C’est aussi un rendez-vous qui vient après une suite de conflits sociaux dont le dernier en date a vu la mobilisation puissante et victorieuse de la jeunesse contre le CPE. C’est enfin, avec ce rendez-vous, le moment de mettre un terme à la longue –interminable même- Présidence de Jacques Chirac, faite d’illusions, de promesses gaspillées, d’échecs, de régressions sociales et d’irresponsabilité.

L’enjeu de ces scrutins du printemps, c’est finalement le choix entre la continuité ou le changement, entre le libéralisme autoritaire ou le développement partagé ; bref, c’est le choix entre la droite et la gauche…

Rappelons, martelons le, n’acceptons pas que l’on veuille à la veille d’un scrutin effacer les lignes, jeter la confusion, nier les responsabilités, ne laissons pas le candidat de l’UMP récupérer Jaurès.

Ce candidat c’est celui de la droite,

C’est celui de la continuité,

C’est celui du pouvoir sortant, de la majorité sortante, de la politique sortante. Son « tout est possible », c’est tout ce qui a été fait depuis 2002.

C’est un candidat dangereux, dangereux pour notre pays, dangereux pour notre modèle social, dangereux pour les droits et les libertés auxquels nous tenons.

Il n’est pourtant pas notre seul adversaire. Il y a un ennemi plus dangereux pour la République. C’est l’extrême droite. Ne l’oublions pas, Elle est toujours là et nous ne pourrons pas dire que nous ne savions pas…

Mais, dans ce combat qui sera difficile, nous ne partons pas sans atout.

Nous avons notre candidate, Ségolène Royal, désignées dans des conditions exemplaires qui a su porter une démarche nouvelle et donner envie à beaucoup de s’engager.

Nous avons notre parti, rassemblé, mobilisé derrière son Premier Secrétaire, François Hollande.

Nous avons notre projet, fruit d’un travail collectif, élaboré, discuté, débattu et voté à l’unanimité.

Et, surtout, nous vous avons vous…. chacun, chacune….

Militantes, militants….sympathisantes, sympathisants…encartés ou non….
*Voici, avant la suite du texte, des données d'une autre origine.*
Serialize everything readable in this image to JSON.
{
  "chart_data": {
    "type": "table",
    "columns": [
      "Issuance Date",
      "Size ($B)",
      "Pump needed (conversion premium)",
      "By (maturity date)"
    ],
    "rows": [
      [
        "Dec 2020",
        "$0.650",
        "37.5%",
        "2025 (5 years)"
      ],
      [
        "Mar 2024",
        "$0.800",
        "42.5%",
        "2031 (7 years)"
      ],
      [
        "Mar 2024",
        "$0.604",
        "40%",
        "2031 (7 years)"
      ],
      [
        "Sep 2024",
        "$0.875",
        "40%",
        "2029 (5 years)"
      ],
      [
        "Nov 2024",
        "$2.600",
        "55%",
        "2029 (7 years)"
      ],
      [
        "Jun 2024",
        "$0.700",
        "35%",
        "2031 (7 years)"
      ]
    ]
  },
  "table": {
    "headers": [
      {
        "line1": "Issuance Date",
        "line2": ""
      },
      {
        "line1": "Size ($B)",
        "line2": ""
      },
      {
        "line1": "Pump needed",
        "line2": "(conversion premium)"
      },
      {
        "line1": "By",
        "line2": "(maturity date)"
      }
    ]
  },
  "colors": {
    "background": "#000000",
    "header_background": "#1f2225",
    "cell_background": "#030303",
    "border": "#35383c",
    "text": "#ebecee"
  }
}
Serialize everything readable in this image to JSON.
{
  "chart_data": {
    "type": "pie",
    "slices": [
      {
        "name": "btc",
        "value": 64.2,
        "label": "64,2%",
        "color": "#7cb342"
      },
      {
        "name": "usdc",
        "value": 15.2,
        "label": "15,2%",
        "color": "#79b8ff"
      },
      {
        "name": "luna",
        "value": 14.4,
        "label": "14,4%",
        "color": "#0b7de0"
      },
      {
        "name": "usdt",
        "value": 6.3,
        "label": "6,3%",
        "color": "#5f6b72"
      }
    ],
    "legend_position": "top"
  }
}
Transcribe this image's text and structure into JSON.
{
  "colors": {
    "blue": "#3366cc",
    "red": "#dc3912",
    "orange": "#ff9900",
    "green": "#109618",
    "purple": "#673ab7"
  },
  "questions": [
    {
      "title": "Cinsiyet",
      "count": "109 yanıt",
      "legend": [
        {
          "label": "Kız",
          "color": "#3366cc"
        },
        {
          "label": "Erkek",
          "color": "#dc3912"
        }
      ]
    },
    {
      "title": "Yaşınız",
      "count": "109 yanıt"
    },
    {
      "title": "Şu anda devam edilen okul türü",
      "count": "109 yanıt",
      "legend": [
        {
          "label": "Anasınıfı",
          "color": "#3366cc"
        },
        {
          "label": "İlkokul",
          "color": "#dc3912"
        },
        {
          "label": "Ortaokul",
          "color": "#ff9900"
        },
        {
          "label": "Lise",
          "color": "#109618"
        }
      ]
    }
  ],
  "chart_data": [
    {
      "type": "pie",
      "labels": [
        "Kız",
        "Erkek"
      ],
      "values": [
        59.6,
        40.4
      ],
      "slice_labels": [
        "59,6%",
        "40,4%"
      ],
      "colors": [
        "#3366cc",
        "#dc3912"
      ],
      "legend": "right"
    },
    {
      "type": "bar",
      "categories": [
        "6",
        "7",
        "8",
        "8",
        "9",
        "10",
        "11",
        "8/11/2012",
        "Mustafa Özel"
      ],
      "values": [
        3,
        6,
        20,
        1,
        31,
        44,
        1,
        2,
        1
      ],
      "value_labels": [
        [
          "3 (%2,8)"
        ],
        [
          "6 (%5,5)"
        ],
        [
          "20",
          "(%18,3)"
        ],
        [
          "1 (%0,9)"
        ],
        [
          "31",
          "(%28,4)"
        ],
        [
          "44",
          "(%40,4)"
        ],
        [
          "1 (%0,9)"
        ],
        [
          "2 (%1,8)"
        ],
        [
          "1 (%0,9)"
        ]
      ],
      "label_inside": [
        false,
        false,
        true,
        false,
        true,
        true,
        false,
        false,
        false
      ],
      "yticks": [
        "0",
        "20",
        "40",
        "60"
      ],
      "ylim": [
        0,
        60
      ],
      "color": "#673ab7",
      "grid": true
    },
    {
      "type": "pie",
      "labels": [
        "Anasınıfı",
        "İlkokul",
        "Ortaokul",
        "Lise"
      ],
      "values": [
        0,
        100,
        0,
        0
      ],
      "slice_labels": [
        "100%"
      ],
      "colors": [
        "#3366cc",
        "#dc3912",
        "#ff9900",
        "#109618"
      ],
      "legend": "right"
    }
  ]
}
Vous êtes notre plus grande force. Cette force militante qui s’est énormément renforcée cette année grâce à toutes celles et tous ceux qui nous ont rejoints. Ce renfort qui nous a permis de doubler nos effectifs dans notre département.

Cette démarche doit se poursuivre car notre force militante sera un élément essentiel face au déchaînement de moyens de toute nature à la disposition du candidat de l’UMP.

Et, enfin, nous avons nos candidats, et nos candidates, aux élections législatives.

Je ne pouvais pas finir ce message sans en parler puisque c’est ce soir que vous lancez la campagne sur la 3e circonscription.

Je voudrais vous souhaiter à toutes et à tous beaucoup de courage. Vous avez une candidate dont les qualités humaines ne sont plus à démontrer. Une femme forte de ses convictions et de son vécu. Une femme qui s’engage et sur laquelle vous pouvez compter, tout comme je sais qu’elle pourra compter sur vous.

Je sais qu’avec Zoubida et Emmanuel, l’innovation, l’enthousiasme, l’impertinence marqueront la campagne. J’ai déjà eu l’occasion de constater la dynamique et la mobilisation qu’ils ont su créer autour d’eux.

Depuis nos université d’été, nous nous sommes assigné un devoir de victoire. Ce devoir de victoire est aussi fondé sur l’espoir d’une alternative crédible, sur un changement authentique, sur un exercice différent de la responsabilité et du pouvoir.

Alors mes cher camarades, mes chers amis, l’année 2007 est l’année des élections mais elle doit aussi être celles des premiers mois d’une politique de gauche avec une présidente de gauche et avec une nouvelle député de gauche dans le Bas-Rhin.

C’est le vœu que je forme ce soir pour cette nouvelle année.